L'archeologia industriale è una branca dell'archeologia che studia, applicando un metodo interdisciplinare, tutte le testimonianze (materiali e immateriali, dirette ed indirette) inerenti il processo d'industrializzazione fin dalle sue origini, al fine di approfondire la conoscenza della storia del passato e del presente industriale.

Le testimonianze attraverso cui l'archeologia industriale può giungere a questa conoscenza sono i luoghi e le tecnologie dei processi produttivi, le tracce archeologiche generate da questi, i mezzi e i macchinari attraverso cui questi processi si sono attuati, i prodotti di questi processi, tutti le fonti scritte a loro inerenti, le fonti fotografiche, orali, i paesaggi segnati da questi processi e perciò detti paesaggi industriali.

Il periodo studiato dall'archeologia industriale è quello che va dalla seconda metà del Settecento ai giorni nostri, e più precisamente quello della rivoluzione industriale; tuttavia, questa disciplina prende in considerazione anche talune forme d'industria sviluppatesi prima di questo intervallo di tempo, e cioè le attività preindustriali e protoindustriali. Data la sua vicinanza temporale e la tipologia delle materie oggetto di ricerca, l'archeologia industriale si avvale della applicazione di molte discipline per il suo studio, tra le quali: l'archeologia, l'architettura, l'ingegneria, la tecnologia, la pianificazione urbanistica.

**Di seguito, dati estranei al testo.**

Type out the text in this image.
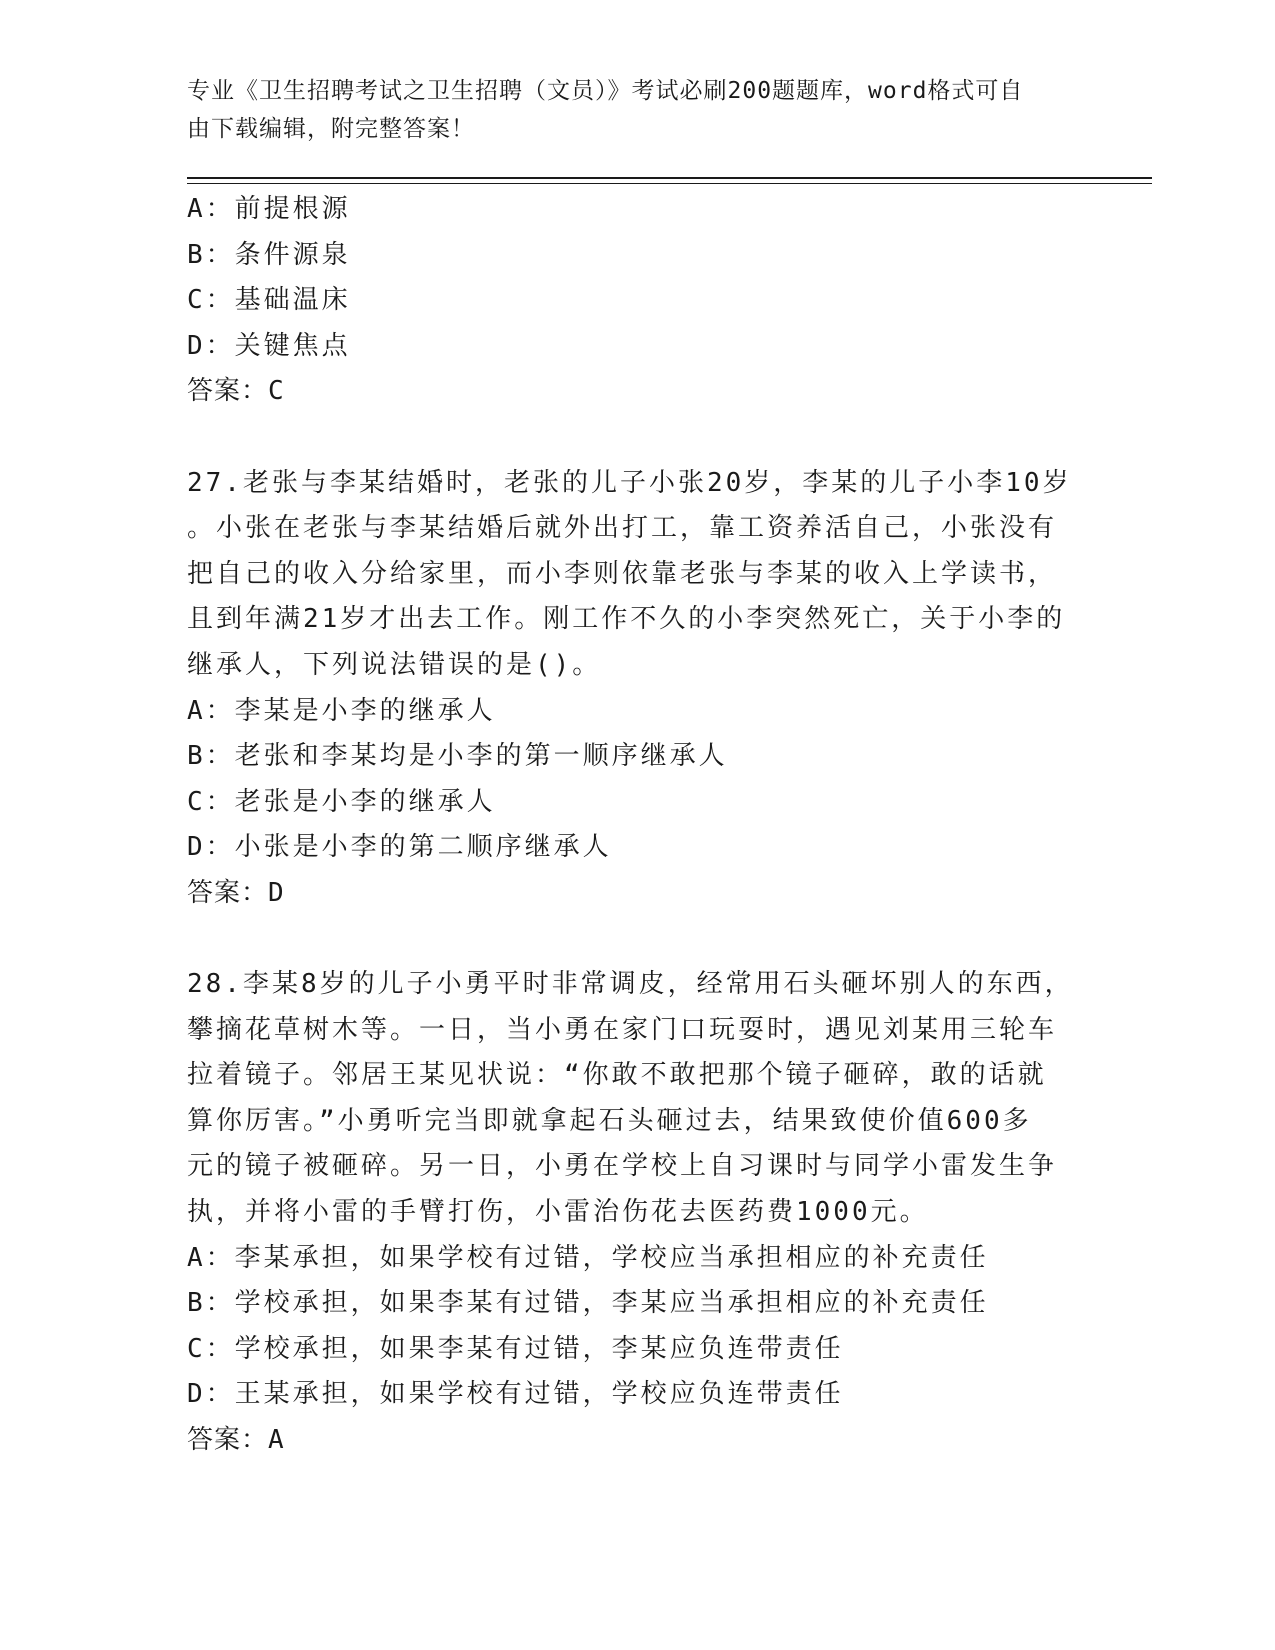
专业《卫生招聘考试之卫生招聘（文员）》考试必刷200题题库，word格式可自
由下载编辑，附完整答案！
A：前提根源
B：条件源泉
C：基础温床
D：关键焦点
答案：C
27.老张与李某结婚时，老张的儿子小张20岁，李某的儿子小李10岁
。小张在老张与李某结婚后就外出打工，靠工资养活自己，小张没有
把自己的收入分给家里，而小李则依靠老张与李某的收入上学读书，
且到年满21岁才出去工作。刚工作不久的小李突然死亡，关于小李的
继承人，下列说法错误的是()。
A：李某是小李的继承人
B：老张和李某均是小李的第一顺序继承人
C：老张是小李的继承人
D：小张是小李的第二顺序继承人
答案：D
28.李某8岁的儿子小勇平时非常调皮，经常用石头砸坏别人的东西，
攀摘花草树木等。一日，当小勇在家门口玩耍时，遇见刘某用三轮车
拉着镜子。邻居王某见状说：“你敢不敢把那个镜子砸碎，敢的话就
算你厉害。”小勇听完当即就拿起石头砸过去，结果致使价值600多
元的镜子被砸碎。另一日，小勇在学校上自习课时与同学小雷发生争
执，并将小雷的手臂打伤，小雷治伤花去医药费1000元。
A：李某承担，如果学校有过错，学校应当承担相应的补充责任
B：学校承担，如果李某有过错，李某应当承担相应的补充责任
C：学校承担，如果李某有过错，李某应负连带责任
D：王某承担，如果学校有过错，学校应负连带责任
答案：A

Origine dell'archeologia industriale[modifica | modifica sorgente]

L'archeologia industriale quale disciplina di studio nasce nella prima metà degli anni cinquanta in Inghilterra. L'espressione archeologia industriale venne usata per la prima volta nel 1955 da Michael Rix, professore dell'Università di Birmingham, in un suo articolo pubblicato nella rivista The Amateur Historian. In realtà, come hanno precisato alcuni studiosi, tra cui Neil Cossons, questa espressione circolava già da qualche anno nei primi circoli di appassionati formatisi in Gran Bretagna.

L'Inghilterra, nella seconda metà del Settecento, era stata tra le prime nazioni ad essere coinvolta dalla rivoluzione industriale, e sin dalla seconda metà dell'Ottocento ebbe modo di svilupparsi in determinati ambienti culturali una certa attenzione per alcune testimonianze dell'industrializzazione. La Grande Esposizione Universale di Londra del 1851 fu uno dei primi momenti in cui tale sensibilità ebbe modo di manifestarsi; a questo seguì la creazione del Museo della Scienza di Kensigton qualche anno più tardi e tra la fine del secolo e l'inizio del Novecento il fiorire di una moltitudine di associazioni di appassionati, i trusts, con lo scopo di conservare alcuni monumenti industriali. Tra questi, grande importanza ebbe la Cornish Engine Preservation Society, nata con lo scopo di conservare i mulini ad acqua sorti nelle campagne inglesi.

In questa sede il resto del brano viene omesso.